Numerical simulation is used to calculate the electrophoretic mobility of a charged spherical nanoparticle confined in a nanochannel, under a weakly applied electric field. Classic models for electrophoretic mobility are valid only in the linear regime of small particle zeta potential, and for an unbounded fluid domain. However, these models fail to predict the electrophoretic mobility measured experimentally in bounded nanochannels. We adopt asymptotically-expanded formulations and solve the fully-coupled equations on a 3D finite element domain. Factors affecting particle mobility include electrolyte concentration, channel size, and zeta potentials on both the particle surface and channel walls. Specifically, spherical particles are examined with diameters 2a = 10 and 50 nm, in a 100 nm high channel. The non-dimensional electric double layers were varied between 0.1 < ka < 100. The results indicate that the mobility of a particle located at the nanochannel centerline agrees to within 1% of the average mobility of a particle distributed transversely throughout the nanochannel. Furthermore, confinement by the nanochannel walls was found to affect greatly nanoparticle mobility. As a result, it is feasible to use nanochannels to separate two different size nanoparticles, even when the particles have equal zeta potentials. Finally, a new method is proposed to estimate accurately particle and wall zeta potentials by contrasting the observed differences in mobility in two different height channels.

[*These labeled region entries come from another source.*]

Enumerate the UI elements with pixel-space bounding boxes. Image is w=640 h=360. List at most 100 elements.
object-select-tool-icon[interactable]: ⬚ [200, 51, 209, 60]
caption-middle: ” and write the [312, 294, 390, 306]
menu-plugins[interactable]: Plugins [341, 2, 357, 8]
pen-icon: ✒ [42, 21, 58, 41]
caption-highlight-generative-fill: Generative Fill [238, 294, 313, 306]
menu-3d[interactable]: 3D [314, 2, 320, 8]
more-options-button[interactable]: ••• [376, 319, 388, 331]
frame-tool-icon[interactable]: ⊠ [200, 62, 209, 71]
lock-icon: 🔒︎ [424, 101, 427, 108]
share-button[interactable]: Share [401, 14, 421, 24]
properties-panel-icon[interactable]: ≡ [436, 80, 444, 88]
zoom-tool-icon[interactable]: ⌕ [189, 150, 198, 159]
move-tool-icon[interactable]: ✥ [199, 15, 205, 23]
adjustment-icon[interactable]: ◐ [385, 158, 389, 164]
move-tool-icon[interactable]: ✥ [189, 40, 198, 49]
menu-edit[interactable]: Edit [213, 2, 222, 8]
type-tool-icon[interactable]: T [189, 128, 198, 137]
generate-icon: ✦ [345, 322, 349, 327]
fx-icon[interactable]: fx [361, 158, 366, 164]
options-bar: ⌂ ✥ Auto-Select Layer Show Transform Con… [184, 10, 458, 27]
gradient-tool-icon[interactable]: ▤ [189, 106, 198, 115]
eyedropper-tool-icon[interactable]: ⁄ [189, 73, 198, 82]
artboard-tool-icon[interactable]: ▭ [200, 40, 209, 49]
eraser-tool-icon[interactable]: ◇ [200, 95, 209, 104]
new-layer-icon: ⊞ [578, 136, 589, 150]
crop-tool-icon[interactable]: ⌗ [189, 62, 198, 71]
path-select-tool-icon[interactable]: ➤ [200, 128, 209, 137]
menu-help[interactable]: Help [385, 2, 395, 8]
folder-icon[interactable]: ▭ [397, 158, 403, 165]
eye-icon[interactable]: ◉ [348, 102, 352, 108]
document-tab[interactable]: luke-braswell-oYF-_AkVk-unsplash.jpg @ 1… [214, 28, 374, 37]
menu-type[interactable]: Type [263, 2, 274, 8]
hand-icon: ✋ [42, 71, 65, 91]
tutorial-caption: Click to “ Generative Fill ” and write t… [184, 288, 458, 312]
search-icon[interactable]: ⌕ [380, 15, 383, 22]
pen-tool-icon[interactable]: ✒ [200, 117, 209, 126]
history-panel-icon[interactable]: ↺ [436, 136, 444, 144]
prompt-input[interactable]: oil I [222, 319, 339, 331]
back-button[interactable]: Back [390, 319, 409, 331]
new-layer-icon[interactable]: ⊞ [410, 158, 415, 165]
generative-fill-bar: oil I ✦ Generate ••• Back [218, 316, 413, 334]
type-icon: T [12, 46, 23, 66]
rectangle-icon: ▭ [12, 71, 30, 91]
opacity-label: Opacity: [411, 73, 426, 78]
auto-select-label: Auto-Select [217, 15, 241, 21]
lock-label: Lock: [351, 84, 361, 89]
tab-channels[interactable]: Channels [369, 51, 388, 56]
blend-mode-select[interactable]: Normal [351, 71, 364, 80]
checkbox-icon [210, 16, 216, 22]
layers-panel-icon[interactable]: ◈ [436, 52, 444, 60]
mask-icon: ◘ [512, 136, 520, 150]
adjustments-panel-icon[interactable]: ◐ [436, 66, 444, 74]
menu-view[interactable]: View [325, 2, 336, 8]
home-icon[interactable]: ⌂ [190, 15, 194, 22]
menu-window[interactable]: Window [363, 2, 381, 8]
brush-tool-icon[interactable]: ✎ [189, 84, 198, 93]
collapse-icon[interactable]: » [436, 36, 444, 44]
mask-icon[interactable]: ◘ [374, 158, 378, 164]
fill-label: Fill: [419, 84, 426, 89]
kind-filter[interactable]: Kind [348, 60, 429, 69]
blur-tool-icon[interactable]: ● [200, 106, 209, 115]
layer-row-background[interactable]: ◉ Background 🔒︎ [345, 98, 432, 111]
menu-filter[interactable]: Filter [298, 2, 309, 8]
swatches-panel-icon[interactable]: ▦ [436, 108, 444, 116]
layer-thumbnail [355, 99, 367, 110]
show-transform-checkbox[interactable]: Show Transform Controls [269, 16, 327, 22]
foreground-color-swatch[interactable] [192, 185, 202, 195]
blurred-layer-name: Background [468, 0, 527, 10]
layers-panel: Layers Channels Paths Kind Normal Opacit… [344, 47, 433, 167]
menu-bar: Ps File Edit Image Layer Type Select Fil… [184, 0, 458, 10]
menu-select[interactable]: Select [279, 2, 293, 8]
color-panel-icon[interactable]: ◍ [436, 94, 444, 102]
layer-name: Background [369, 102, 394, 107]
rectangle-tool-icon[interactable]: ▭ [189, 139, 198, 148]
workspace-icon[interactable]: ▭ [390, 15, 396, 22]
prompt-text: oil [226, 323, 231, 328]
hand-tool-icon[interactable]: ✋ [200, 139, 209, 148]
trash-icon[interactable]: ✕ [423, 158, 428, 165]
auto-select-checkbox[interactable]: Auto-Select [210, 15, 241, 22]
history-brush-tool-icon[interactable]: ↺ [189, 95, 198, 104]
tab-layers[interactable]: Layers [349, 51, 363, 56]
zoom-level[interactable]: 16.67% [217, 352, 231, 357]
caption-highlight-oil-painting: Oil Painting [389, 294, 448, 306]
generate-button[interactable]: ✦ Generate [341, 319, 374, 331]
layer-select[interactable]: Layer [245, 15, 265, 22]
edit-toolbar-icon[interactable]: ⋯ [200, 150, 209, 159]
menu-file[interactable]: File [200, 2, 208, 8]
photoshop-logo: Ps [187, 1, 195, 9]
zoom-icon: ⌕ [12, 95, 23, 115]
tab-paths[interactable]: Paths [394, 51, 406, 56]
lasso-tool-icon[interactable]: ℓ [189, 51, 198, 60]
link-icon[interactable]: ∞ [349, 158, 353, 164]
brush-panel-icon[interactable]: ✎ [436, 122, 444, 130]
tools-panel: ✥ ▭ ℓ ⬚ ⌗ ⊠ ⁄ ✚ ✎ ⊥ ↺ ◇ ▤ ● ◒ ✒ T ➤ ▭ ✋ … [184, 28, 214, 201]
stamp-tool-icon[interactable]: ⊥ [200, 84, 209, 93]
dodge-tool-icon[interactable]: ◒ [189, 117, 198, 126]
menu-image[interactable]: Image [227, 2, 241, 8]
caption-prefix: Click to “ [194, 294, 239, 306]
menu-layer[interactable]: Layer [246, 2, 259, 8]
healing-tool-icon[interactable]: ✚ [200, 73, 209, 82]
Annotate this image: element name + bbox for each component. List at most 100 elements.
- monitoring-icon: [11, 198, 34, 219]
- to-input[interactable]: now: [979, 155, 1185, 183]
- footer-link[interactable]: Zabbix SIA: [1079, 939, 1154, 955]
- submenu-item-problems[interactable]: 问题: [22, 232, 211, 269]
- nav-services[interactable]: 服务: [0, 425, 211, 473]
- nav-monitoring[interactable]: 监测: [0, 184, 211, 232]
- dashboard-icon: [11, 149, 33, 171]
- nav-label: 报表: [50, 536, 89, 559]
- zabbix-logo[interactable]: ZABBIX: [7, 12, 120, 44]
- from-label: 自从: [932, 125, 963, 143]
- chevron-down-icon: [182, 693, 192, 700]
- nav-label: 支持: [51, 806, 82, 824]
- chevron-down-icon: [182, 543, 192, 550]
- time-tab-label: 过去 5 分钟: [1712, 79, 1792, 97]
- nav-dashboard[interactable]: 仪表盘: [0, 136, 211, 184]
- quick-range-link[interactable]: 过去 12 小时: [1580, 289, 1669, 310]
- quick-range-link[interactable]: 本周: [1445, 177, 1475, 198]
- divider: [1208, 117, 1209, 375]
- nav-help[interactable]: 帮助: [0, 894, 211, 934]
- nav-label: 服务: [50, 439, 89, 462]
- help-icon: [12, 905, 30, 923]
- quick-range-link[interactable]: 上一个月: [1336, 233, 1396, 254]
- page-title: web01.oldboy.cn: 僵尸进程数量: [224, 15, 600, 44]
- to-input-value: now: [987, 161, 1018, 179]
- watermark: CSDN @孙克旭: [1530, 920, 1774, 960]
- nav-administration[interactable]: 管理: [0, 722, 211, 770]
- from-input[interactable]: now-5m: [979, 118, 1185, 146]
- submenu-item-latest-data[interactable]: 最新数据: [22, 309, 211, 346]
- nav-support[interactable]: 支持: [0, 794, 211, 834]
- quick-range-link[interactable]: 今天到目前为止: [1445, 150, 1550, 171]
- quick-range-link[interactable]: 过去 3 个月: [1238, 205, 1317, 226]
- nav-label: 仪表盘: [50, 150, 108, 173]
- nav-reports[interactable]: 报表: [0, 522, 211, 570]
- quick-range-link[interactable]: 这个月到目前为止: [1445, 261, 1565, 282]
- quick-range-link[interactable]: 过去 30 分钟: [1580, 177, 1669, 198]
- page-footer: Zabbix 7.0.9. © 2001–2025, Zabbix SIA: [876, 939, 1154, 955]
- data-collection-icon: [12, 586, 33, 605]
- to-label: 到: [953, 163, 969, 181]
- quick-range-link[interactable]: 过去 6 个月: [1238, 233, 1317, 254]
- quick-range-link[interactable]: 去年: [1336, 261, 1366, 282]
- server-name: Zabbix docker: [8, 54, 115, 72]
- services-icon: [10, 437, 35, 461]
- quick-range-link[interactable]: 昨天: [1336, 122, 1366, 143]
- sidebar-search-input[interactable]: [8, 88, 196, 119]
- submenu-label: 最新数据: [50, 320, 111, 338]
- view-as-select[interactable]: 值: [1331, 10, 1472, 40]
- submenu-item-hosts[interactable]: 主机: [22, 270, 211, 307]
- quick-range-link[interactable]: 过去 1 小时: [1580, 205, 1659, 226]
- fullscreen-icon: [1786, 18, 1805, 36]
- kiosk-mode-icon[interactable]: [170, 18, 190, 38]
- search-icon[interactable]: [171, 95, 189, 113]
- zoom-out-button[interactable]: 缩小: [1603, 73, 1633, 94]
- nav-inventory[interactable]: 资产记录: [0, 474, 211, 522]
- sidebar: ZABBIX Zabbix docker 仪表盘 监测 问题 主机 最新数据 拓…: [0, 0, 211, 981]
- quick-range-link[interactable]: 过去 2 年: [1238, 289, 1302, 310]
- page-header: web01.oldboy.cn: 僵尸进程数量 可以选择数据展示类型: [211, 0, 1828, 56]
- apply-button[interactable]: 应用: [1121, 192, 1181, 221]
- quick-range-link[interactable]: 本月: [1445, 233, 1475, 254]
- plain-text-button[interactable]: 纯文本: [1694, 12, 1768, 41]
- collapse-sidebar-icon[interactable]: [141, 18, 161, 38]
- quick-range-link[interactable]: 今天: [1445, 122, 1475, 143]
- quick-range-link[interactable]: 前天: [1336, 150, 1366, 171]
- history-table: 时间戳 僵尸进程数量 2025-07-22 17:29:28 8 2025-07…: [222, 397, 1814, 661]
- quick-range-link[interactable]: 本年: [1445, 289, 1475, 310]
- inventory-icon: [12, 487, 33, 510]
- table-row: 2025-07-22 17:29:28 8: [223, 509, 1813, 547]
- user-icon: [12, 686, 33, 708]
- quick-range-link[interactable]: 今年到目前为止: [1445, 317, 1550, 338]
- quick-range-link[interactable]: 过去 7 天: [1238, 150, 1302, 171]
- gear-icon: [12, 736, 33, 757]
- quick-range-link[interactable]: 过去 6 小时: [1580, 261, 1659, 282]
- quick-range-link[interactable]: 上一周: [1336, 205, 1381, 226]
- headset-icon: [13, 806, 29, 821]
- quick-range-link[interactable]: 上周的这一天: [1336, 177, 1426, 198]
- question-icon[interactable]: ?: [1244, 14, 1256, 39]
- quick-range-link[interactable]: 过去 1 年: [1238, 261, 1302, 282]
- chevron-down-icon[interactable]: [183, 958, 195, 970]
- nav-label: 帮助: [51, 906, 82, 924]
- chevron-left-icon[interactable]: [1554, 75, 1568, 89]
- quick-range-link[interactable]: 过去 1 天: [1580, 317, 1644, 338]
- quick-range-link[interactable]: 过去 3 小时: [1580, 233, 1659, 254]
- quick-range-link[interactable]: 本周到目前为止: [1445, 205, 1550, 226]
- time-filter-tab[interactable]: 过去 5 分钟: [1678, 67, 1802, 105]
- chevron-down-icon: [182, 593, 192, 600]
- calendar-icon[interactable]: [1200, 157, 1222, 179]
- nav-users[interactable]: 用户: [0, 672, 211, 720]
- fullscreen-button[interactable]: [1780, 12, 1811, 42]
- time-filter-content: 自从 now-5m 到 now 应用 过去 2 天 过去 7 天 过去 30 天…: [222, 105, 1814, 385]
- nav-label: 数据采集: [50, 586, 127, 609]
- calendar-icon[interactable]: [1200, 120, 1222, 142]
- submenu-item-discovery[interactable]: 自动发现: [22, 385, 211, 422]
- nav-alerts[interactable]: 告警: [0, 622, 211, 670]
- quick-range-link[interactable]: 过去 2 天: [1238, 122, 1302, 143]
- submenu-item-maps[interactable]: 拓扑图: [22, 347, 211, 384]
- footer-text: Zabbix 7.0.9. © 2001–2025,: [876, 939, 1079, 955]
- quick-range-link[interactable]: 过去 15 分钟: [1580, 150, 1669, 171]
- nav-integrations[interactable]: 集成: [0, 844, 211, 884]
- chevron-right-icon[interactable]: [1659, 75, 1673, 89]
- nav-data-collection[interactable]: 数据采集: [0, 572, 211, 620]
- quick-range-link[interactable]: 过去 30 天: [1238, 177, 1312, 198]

Next, two-dimensional nanorods are simulated numerically to study the electromigration within nanoscale fluidic channels. We improved on an existing steady-state model to include fluid-structure interaction and capture dynamics of moving nanorods. Specifically, we investigate the motion of a 2 nm × 3.4 nm two-dimensional rod-like particle (representative of 10 bp DNA) in a 100 nm two-dimensional channel under an applied external electric field. The results show that due to the interaction between the electric double layers (EDLs) of the particle and the channel walls, the particle is confined to the centerline of a channel with thick EDLs. In contrast, an oscillatory motion is observed for thin EDLs, which can be explained by examining the electrophoretic and hydrodynamic forces and moments on the particle. Although thermal fluctuations are not modeled, and could negate the effects of the oscillatory motion in practical systems, the effect is still of value to understand. We calculate the electrophoretic mobility of these confined nanorods and compare the results with the approximated mobility from our steady-state model. Although the thick EDL systems match well, the results show an up to 10% difference in mobility of the two models for the 50 mM electrolyte concentration, which indicates that the fluid-structure interaction is important for mobility of non-spherical particles, in thin double-layer systems.
Finally, we use our model to estimate particle zeta potential by measured mobility from several experiments. The results show that our model is required to capture double layer polarization and double layer interaction. In addition, the composition of electrolyte solution is important in determining the particle mobility as well as the zeta potential.